The project includes the Arduino on the breadboard, then three circuits: one for the potentiometer, one for the variable-brightness red LED, one for the variable-brightness green LED. If I had more stripped wires & time I’d have added a third, blue LED.

Following a tip from Priyanka, I found a similar component to the potentiometer I acquired by now-forgotten means in 2019 via Google Images, which included this handy reference on the 3 pins:

Potentiometer pin reference

I initially was connecting the power & ground directly to those pins on the Arduino, before making the mental connection that. That’s perhaps what I’m proudest of this week, more than the project itself: markedly improving my internal understanding of the basics of circuits.
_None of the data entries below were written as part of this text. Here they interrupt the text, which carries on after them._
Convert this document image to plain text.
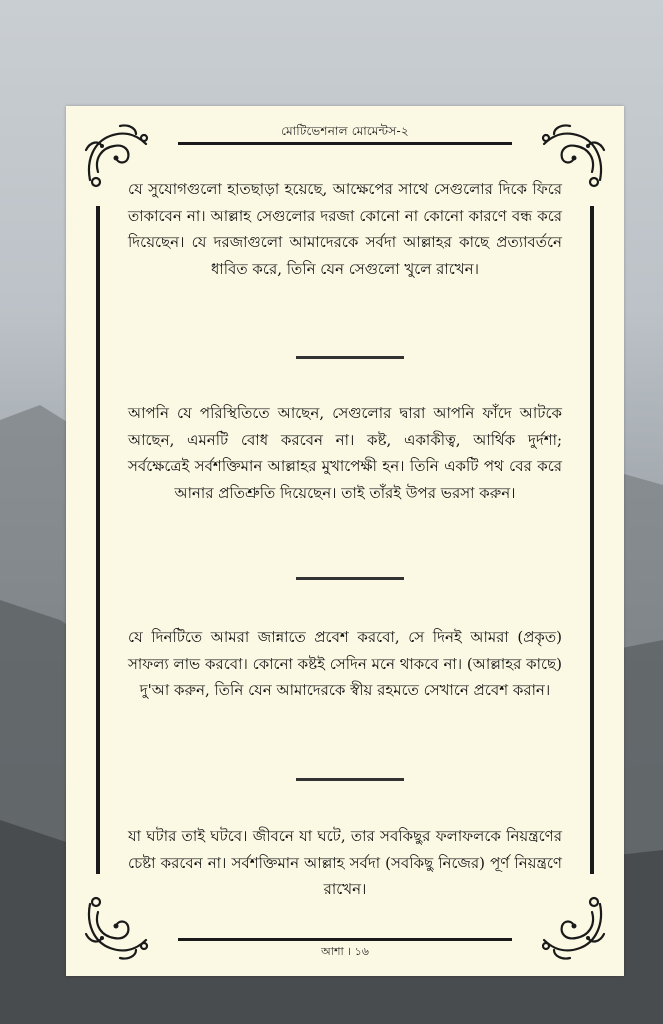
মোটিভেশনাল মোমেন্টস-২
যে সুযোগগুলো হাতছাড়া হয়েছে, আক্ষেপের সাথে সেগুলোর দিকে ফিরে তাকাবেন না। আল্লাহ সেগুলোর দরজা কোনো না কোনো কারণে বন্ধ করে দিয়েছেন। যে দরজাগুলো আমাদেরকে সর্বদা আল্লাহর কাছে প্রত্যাবর্তনে ধাবিত করে, তিনি যেন সেগুলো খুলে রাখেন।
আপনি যে পরিস্থিতিতে আছেন, সেগুলোর দ্বারা আপনি ফাঁদে আটকে আছেন, এমনটি বোধ করবেন না। কষ্ট, একাকীত্ব, আর্থিক দুর্দশা; সর্বক্ষেত্রেই সর্বশক্তিমান আল্লাহর মুখাপেক্ষী হন। তিনি একটি পথ বের করে আনার প্রতিশ্রুতি দিয়েছেন। তাই তাঁরই উপর ভরসা করুন।
যে দিনটিতে আমরা জান্নাতে প্রবেশ করবো, সে দিনই আমরা (প্রকৃত) সাফল্য লাভ করবো। কোনো কষ্টই সেদিন মনে থাকবে না। (আল্লাহর কাছে) দু'আ করুন, তিনি যেন আমাদেরকে স্বীয় রহমতে সেখানে প্রবেশ করান।
যা ঘটার তাই ঘটবে। জীবনে যা ঘটে, তার সবকিছুর ফলাফলকে নিয়ন্ত্রণের চেষ্টা করবেন না। সর্বশক্তিমান আল্লাহ সর্বদা (সবকিছু নিজের) পূর্ণ নিয়ন্ত্রণে রাখেন।
আশা । ১৬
Before executing this project I didn’t truly understand power/ground, the side rails, whether cables could carry power & data, the two legs of the LED, when circuits would short, or what the different regions of Arduino pins would do; between trial & error personal discoveries & talking through mental models with Professor Song, I feel like I’ve got basics down, which I was hoping would happen.

The LED circuits were straightforward to implement, consisting each of a cable connecting to a digital output on the Arduino, a power cable, a resistor, the LED, & a ground cable. Using the resistors as wires that happened to do the voltage transformation I was looking for removed one wire from each circuit.
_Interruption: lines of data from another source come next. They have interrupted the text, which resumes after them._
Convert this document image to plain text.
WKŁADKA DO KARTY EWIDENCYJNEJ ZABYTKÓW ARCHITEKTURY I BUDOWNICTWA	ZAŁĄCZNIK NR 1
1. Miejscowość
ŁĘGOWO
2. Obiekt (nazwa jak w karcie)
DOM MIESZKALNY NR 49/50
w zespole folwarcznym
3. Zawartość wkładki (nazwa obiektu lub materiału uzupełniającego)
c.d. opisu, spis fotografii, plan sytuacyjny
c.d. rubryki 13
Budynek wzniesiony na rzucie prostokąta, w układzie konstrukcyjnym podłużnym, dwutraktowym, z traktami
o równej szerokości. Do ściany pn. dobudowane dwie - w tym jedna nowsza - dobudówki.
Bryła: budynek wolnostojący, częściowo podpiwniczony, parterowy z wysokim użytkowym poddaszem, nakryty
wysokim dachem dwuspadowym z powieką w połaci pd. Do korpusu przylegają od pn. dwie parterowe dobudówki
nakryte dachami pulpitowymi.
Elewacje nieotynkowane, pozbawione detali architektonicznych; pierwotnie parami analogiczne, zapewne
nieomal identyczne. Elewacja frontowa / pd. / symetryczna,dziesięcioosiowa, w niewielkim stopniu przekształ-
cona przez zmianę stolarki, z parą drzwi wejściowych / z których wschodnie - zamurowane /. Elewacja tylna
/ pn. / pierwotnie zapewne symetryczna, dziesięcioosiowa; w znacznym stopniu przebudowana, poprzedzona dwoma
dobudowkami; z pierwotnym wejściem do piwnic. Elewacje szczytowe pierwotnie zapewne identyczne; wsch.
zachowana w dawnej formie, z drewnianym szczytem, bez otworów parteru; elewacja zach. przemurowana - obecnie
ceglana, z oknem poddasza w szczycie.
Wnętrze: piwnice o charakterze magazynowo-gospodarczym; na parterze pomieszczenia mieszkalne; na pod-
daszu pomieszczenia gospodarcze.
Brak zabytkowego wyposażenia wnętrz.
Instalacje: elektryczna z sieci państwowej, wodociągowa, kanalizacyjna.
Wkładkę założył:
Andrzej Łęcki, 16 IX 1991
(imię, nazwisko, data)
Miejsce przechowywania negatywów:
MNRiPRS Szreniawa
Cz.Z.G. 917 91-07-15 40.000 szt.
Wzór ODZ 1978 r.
To model the relationship between the dial & LED brightness values:

  • The dial provides analog input, 0 to 1023.
  • The LEDs require inputs of 0 to 255 for brightness.
  • The different colors of LED should have an inverse relationship. At one 255, the other should be 0; subtracting one from 255 calculates this.

My final code I found straightforward to implement:

const int redLedPin = 3;
const int greenLedPin = 4;
int dialValue = 0;
int redBrightness = 0;
int greenBrightness = 0;
void setup() {
Serial.begin(9600);
pinMode(redLedPin, OUTPUT);
pinMode(greenLedPin, OUTPUT);
}
void loop() {
dialValue = analogRead(A2);
redBrightness = dialValue / 5; // fit in a byte: 0-(1023/4) => 0-255
greenBrightness = 255 - redBrightness;
analogWrite(redLedPin, redBrightness);
analogWrite(greenLedPin, greenBrightness);
Serial.println(redBrightness);
}

(Adding a blue LED would add complexity to the arithmetic, but would split the difference between the two extra LEDs instead of subtracting everything on the green.)

At the final moment, the circuits worked beautifully, & I modeled an impromptu lampshade out of a sticker folded in on itself. After excitedly playing with the dial & testing lampshade designs, while setting up my iPhone to take a video, somehow the dial stopped working. What my iPhone setup & moving the board had to do with this, I do not know. I entirely removed the dial & its wiring, set it back up on a fresh port with different wires, but I can’t figure out what I broke. Unfortunately I don’t have the video demo I was truly excited for, but here’s stills instead.

1

2

3

Two steps forward, one step back. Even if I don’t have a functioning demo to show off, it did work at one point, & I’ve got fundamental mental models, so this week was a win.

Update: 2022-09-20

After getting my build checked out with a multimeter, it turned out the project stopped working because the signal wire from the potentiometer flat-out failed. The joys of physical objects!